Two broker-dealers agreed to pay about $1 million in restitution to settle Finra allegations that they overcharged clients on mutual fund sales.

The charges against the firms are part of a multiyear focus by Finra on mutual fund sales violations that has led to settlements with 56 broker-dealers and $89 million in restitution for nearly 110,000 charitable and retirement accounts, Finra said.

All of the firms, including the two firms who agreed to settlements on Wednesday, failed to waive mutual fund sales charges for the eligible accounts and failed to reasonably supervise the sale of mutual funds offering sales charge waiversm, according to Finra.

The two firms named in the most recent Finra settlements were New York-based Park Avenue Securities, which will pay $640,550 in restitution to investors, and Western International Securities in Pasadena, Calif., which will pay $375,000.

“This was a multiyear effort with the goal of obtaining meaningful restitution for mutual fund investors who were not afforded the sales charge waivers they were entitled to,” said Susan Schroeder, Finra executive vice president of enforcement. She added that Finra granted credit for firms that cooperated with the investigations and were proactive in identifying and fixing sales issues.

Finra regulatory sweeps for mutual fund share class fee violations have been going on since 2015.

Mutual funds offer several classes of shares, each with different sales charges and fees. Typically, Class A shares have lower fees than Class B and C shares, but charge customers an upfront sales charge. Many mutual funds waive their upfront sales charges on Class A shares for certain types of retirement accounts, and some waive these charges for charities.

Initially, in 2015, Finra reached settlements with 10 member firms who self-reported to Finra that their sales representatives failed to consider applicable sales charge waivers for charitable and retirement plan accounts that had purchased mutual funds.

Finra found that although the mutual funds available on the firms' retail platforms offered these fee waivers to charitable and retirement plan accounts, at various times dating back to at least July 2009 the firms did not waive the sales charges when they offered Class A shares to these customers.

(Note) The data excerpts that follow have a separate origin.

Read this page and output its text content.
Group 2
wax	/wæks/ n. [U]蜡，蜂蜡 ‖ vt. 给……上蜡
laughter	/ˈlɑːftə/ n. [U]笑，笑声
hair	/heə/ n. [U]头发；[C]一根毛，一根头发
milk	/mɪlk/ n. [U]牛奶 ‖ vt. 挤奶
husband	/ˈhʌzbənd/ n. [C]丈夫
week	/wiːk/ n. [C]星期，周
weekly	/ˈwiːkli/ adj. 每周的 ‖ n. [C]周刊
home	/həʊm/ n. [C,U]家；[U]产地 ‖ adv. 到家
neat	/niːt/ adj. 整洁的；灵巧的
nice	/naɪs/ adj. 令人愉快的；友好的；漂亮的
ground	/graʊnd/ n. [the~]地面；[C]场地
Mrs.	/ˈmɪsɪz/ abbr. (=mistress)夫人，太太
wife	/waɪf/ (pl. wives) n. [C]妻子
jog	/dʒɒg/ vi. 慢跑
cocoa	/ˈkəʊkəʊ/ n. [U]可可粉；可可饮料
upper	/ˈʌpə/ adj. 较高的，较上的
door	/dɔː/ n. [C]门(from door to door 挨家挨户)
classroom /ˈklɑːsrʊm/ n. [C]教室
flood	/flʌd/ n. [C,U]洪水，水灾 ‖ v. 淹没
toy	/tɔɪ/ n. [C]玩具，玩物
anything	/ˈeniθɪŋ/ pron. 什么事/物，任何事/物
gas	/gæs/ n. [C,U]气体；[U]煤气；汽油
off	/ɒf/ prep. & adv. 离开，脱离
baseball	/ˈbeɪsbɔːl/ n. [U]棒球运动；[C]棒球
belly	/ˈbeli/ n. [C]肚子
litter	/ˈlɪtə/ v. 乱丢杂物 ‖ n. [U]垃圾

Finra also found that these firms failed to reasonably supervise the application of sales charge waivers to eligible mutual fund sales.

The problem, however, is that as some broker-dealers continued to self-report the failure to offer mutual fund fee waivers, FINRA discovered the same problem at other firms during examinations.

As a result, in May 2016, Finra launched a targeted exam, known as a sweep, to conduct a review of a group of firms that had not self-reported the issue.

Finra and other regulators conduct sweeps to gather information on emerging issues and use this information to focus examinations and pinpoint an appropriate regulatory response, as needed. Finra sanctioned 11 firms through the sweep and reached settlements with another 35 firms, most of which self-reported prior to the sweep, according to Finra.

Of the 56 firms sanctioned, 43 were not fined because of their cooperation.